Um museu de cera em Rolândia, no Paraná, que começou sua trajetória de forma humilde, ganhou projeção nacional e internacional após suas esculturas viralizarem nas redes sociais. Inicialmente abrigado na torre de uma igreja, o espaço agora se estabeleceu em um prédio histórico, exibindo obras que retratam figuras icônicas da cultura pop e da história, atraindo um fluxo crescente de visitantes.
O acervo, que ultrapassa 40 esculturas e mais de 150 telas, é fruto do trabalho do artista plástico Arlindo Armacollo. A iniciativa, que leva o nome do pai do artista, Izidoro Armacollo, demonstra um esforço contínuo de renovação e ampliação, consolidando-se como um ponto de interesse cultural na região.
Personalidades como o piloto de Fórmula 1 Ayrton Senna, o Papa Francisco, a apresentadora Hebe Camargo, a líder humanitária Madre Teresa de Calcutá, além de ícones como Marilyn Monroe e Michael Jackson, compõem o conjunto de obras que chamam a atenção pela sua representatividade.
A jornada da criação artística e a explosão viral
A concepção do museu não foi um caminho linear. Arlindo Armacollo, antes de se dedicar às esculturas de cera, transitava entre as áreas de artes plásticas e o mercado imobiliário. A inspiração para a técnica da cera surgiu da sua inquietação artística e da busca por um ofício pouco explorado localmente.
O processo de aprendizado foi marcado por experimentações e descobertas autônomas. O artista relata a necessidade de pesquisar materiais, testar diferentes composições e desenvolver sozinho as técnicas para conferir textura, durabilidade e realismo às peças, incluindo a complexa obtenção dos variados tons de pele.
Essa dedicação incansável e a superação dos desafios técnicos foram fundamentais para a materialização do museu, que hoje se destaca como um dos atrativos mais singulares do norte paranaense. A habilidade em replicar figuras conhecidas em cera é um testemunho de sua persistência.
A notoriedade nacional chegou de forma inesperada, em 2021, com a rápida disseminação de imagens das esculturas pela internet. As obras, produzidas de maneira artesanal, com traços que foram considerados por alguns internautas como “amadores”, rapidamente se transformaram em memes e conteúdos virais, gerando grande repercussão nas redes sociais.
Essa onda de compartilhamentos, que ressurgiu anos após uma publicação original de 2015, colocou o museu no centro das atenções digitais. A transformação de comentários e piadas em oportunidade foi uma postura adotada por Armacollo diante da fama repentina, que impulsionou o interesse do público.
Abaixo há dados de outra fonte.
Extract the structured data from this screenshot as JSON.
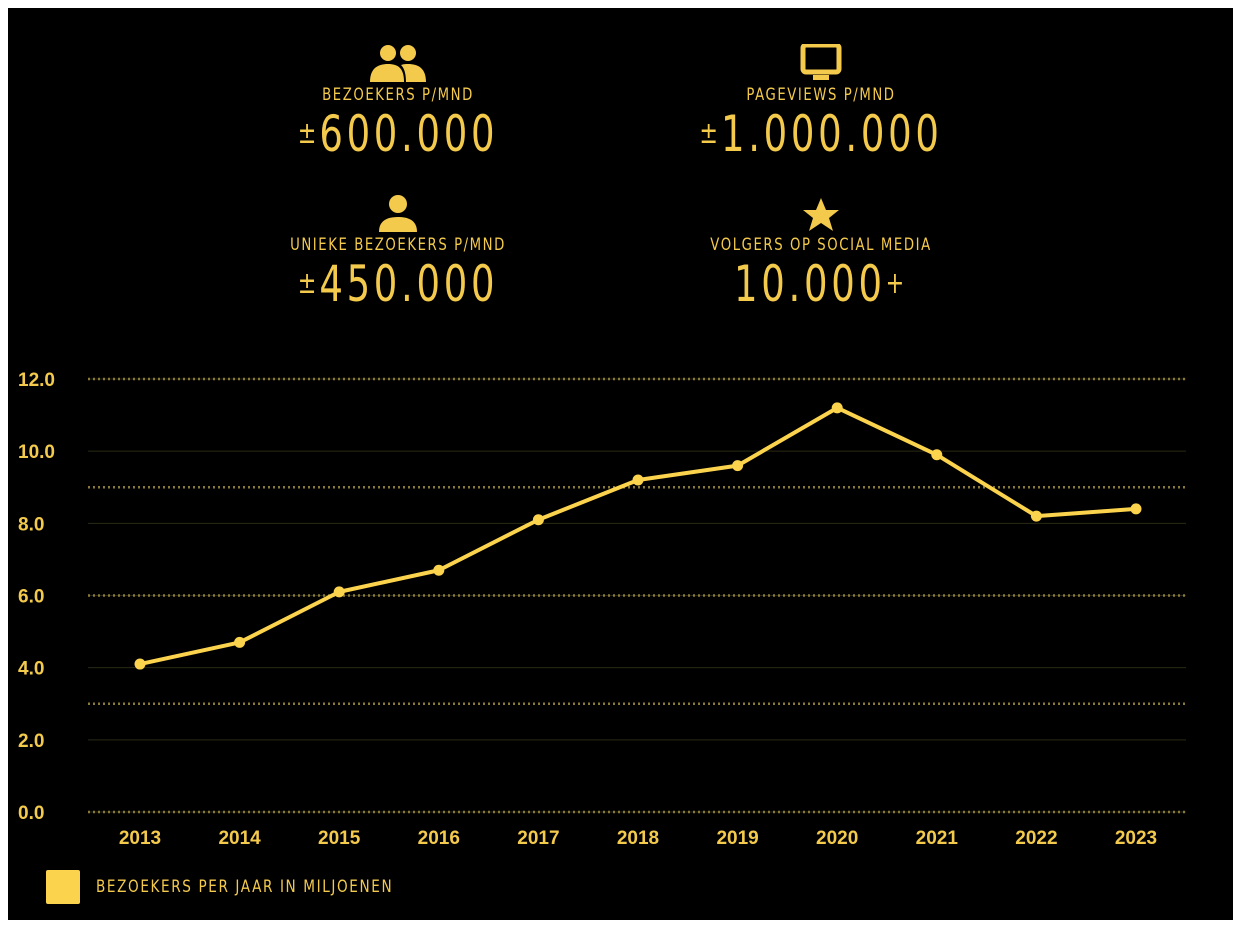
{
  "stats": [
    {
      "icon": "users-icon",
      "label": "BEZOEKERS P/MND",
      "prefix": "±",
      "value": "600.000",
      "suffix": ""
    },
    {
      "icon": "monitor-icon",
      "label": "PAGEVIEWS P/MND",
      "prefix": "±",
      "value": "1.000.000",
      "suffix": ""
    },
    {
      "icon": "user-icon",
      "label": "UNIEKE BEZOEKERS P/MND",
      "prefix": "±",
      "value": "450.000",
      "suffix": ""
    },
    {
      "icon": "star-icon",
      "label": "VOLGERS OP SOCIAL MEDIA",
      "prefix": "",
      "value": "10.000",
      "suffix": "+"
    }
  ],
  "colors": {
    "accent": "#f4ca4d",
    "line": "#fcd34d",
    "background": "#000000"
  },
  "chart_data": {
    "type": "line",
    "x": [
      "2013",
      "2014",
      "2015",
      "2016",
      "2017",
      "2018",
      "2019",
      "2020",
      "2021",
      "2022",
      "2023"
    ],
    "series": [
      {
        "name": "BEZOEKERS PER JAAR IN MILJOENEN",
        "values": [
          4.1,
          4.7,
          6.1,
          6.7,
          8.1,
          9.2,
          9.6,
          11.2,
          9.9,
          8.2,
          8.4
        ]
      }
    ],
    "yticks": [
      "0.0",
      "2.0",
      "4.0",
      "6.0",
      "8.0",
      "10.0",
      "12.0"
    ],
    "ylim": [
      0,
      12
    ],
    "legend_position": "bottom-left",
    "grid": true
  }
}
Rolândia: um mosaico cultural e econômico
Rolândia, situada no Norte Central do Paraná, é uma cidade marcada pela forte influência de diversas correntes culturais, incluindo a alemã, a japonesa e a italiana. Seu nome é uma homenagem a Roland, figura lendária da Idade Média, associada à bravura e à luta por liberdade.
Historicamente, a economia de Rolândia esteve intrinsecamente ligada à cultura cafeeira, sendo conhecida como a “Rainha do Café”. Contudo, um evento climático em 1975, a “geada negra”, dizimou boa parte das plantações no Paraná, forçando o município a buscar novas vocações econômicas.
Essa reconfiguração econômica levou à diversificação da produção agrícola, com o desenvolvimento de culturas como soja, milho, trigo, cana-de-açúcar e laranja. Mais recentemente, Rolândia tem investido em turismo e gastronomia, integrando-se à Rota da Cerveja Artesanal do Paraná, ampliando seu leque de atrativos para visitantes.
Com uma população estimada em cerca de 65 mil habitantes, segundo o IBGE, Rolândia se localiza a aproximadamente 394 quilômetros de Curitiba. O acesso é facilitado pelas rodovias BR-369 e PR-170, e o aeroporto mais próximo é o de Londrina, a cerca de 27 quilômetros de distância, o que a torna acessível para turistas.
Informações para visitação
O Museu de Cera de Rolândia oferece uma experiência cultural acessível, com entrada franca. O espaço está localizado na Avenida Romário Martins, número 626.
O horário de funcionamento é de quarta a sexta-feira, das 14h às 20h, e aos domingos, das 14h às 18h. Essa programação permite que moradores e visitantes planejem suas visitas e aproveitem o acervo peculiar da cidade.